Conceptualizing an efficient battery cooling design for autonomously charging UAVs

Abstract

The rapid expansion of the Unmanned Aerial Vehicle (UAV) industry, driven by diverse applications and investments, necessitates innovations in power management to enhance operational efficiency and safety. In particular, drone technology relying on fixed battery suffers from scarce research addressing cooling during both charging and in flight operations. A critical challenge is posed by the management of thermal performance of lithium-ion batteries in automated UAV systems, where continuous operation without manual intervention is required. This thesis addresses the problem of battery overheating and its impact on performance and safety. The objective is to conceptualize an efficient battery cooling system for UAVs, focusing on transferring heat away from the battery during both flight and charging phases.

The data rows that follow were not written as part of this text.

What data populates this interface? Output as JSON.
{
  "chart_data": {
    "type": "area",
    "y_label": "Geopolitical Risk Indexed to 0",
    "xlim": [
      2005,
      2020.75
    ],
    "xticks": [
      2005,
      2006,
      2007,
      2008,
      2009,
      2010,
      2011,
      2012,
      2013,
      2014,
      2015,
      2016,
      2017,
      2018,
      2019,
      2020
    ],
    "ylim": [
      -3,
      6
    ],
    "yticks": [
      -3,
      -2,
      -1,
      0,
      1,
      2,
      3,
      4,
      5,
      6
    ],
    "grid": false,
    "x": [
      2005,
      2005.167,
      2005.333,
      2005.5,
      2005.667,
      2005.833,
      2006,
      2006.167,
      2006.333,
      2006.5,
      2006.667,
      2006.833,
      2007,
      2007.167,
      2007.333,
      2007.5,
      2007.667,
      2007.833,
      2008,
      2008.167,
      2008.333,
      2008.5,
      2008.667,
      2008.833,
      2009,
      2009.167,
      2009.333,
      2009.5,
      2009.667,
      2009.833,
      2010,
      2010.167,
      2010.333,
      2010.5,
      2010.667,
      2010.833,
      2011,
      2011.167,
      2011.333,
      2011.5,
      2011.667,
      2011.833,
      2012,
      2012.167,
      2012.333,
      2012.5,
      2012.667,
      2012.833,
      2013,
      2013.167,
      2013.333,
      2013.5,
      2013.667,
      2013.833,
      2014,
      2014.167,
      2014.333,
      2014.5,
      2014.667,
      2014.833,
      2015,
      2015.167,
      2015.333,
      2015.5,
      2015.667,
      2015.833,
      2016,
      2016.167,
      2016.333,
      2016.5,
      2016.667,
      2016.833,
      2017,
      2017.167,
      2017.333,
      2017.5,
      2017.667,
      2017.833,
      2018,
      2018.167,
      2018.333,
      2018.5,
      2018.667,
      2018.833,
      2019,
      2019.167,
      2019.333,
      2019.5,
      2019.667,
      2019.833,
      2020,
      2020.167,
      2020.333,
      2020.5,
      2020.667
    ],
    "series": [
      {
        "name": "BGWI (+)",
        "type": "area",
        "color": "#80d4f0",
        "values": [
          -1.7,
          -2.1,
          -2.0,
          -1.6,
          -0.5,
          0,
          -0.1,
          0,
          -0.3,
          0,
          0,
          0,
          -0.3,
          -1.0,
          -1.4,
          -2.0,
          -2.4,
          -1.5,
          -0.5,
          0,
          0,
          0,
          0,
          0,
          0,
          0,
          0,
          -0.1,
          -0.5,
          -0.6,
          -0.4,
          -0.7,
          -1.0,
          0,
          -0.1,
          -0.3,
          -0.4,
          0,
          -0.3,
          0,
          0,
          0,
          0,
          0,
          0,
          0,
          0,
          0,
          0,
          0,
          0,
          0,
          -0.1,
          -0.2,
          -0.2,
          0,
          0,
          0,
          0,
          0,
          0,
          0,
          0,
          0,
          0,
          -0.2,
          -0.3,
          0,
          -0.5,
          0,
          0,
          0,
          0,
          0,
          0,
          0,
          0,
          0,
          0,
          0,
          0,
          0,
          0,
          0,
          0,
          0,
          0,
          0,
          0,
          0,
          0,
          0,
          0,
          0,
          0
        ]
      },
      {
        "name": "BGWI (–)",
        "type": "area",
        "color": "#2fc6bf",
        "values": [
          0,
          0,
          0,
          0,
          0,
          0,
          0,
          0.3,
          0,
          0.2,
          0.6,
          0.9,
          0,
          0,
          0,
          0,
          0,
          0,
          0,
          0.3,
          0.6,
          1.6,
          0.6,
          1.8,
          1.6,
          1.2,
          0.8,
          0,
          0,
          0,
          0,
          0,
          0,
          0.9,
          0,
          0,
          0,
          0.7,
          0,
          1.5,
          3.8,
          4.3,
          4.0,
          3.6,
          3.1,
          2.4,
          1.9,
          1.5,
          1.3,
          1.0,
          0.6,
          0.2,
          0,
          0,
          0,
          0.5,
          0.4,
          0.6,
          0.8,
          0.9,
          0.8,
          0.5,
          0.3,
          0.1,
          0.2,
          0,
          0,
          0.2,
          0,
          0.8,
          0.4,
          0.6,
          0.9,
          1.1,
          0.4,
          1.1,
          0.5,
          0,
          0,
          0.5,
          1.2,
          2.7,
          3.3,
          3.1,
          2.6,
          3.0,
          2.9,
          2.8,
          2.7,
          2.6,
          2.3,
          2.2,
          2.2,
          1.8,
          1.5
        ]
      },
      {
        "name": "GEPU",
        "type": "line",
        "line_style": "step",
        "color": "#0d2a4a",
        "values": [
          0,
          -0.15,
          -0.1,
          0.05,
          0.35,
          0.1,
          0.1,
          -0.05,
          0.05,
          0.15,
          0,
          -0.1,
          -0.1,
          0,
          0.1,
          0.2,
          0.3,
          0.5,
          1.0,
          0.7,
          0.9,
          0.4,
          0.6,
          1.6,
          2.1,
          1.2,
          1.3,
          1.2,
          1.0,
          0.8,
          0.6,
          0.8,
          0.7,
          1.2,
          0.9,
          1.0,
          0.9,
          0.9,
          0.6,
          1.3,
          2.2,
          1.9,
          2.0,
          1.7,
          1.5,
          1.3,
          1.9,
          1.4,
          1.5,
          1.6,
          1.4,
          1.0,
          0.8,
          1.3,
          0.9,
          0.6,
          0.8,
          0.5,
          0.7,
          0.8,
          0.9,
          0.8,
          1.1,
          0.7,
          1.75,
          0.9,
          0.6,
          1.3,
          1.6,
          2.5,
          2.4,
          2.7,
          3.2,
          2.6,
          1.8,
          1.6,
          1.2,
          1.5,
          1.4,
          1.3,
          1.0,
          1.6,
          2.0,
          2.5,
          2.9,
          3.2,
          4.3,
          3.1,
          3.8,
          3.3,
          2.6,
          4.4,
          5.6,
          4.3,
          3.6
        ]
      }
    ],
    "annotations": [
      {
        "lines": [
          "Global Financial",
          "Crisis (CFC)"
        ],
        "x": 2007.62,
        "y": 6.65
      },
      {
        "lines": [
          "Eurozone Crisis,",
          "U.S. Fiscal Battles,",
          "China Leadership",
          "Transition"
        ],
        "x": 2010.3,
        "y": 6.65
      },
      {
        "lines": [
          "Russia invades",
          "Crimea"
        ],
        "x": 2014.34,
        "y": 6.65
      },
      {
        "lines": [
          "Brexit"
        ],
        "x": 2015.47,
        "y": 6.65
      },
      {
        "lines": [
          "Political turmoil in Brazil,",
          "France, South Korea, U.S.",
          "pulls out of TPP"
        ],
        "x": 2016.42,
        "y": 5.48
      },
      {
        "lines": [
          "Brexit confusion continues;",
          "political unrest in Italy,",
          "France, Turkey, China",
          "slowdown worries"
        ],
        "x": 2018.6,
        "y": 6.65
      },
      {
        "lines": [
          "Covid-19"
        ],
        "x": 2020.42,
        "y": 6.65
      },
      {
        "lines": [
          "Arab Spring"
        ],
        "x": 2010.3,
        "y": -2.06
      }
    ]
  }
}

The research runs thermal simulations using Ansys Icepak to analyze various cooling designs. The Baseline model, which is the current design in use, was validated against experimental data, showing a temperature rise in the battery during typical UAV operation. New cooling concepts, including conduction with natural and forced convection, were developed and simulated. The results indicate that an effective battery cooling system can maintain battery temperatures within safe operation limits, thereby extending battery life and ensuring UAV reliability and operational efficiency. The study concludes that integrating advanced cooling solutions in UAV design can significantly enhance operational efficiency, reduce downtime, and improve overall system safety. This work provides a foundation for further optimization and practical implementation of cooling solutions for autonomous charging UAVs.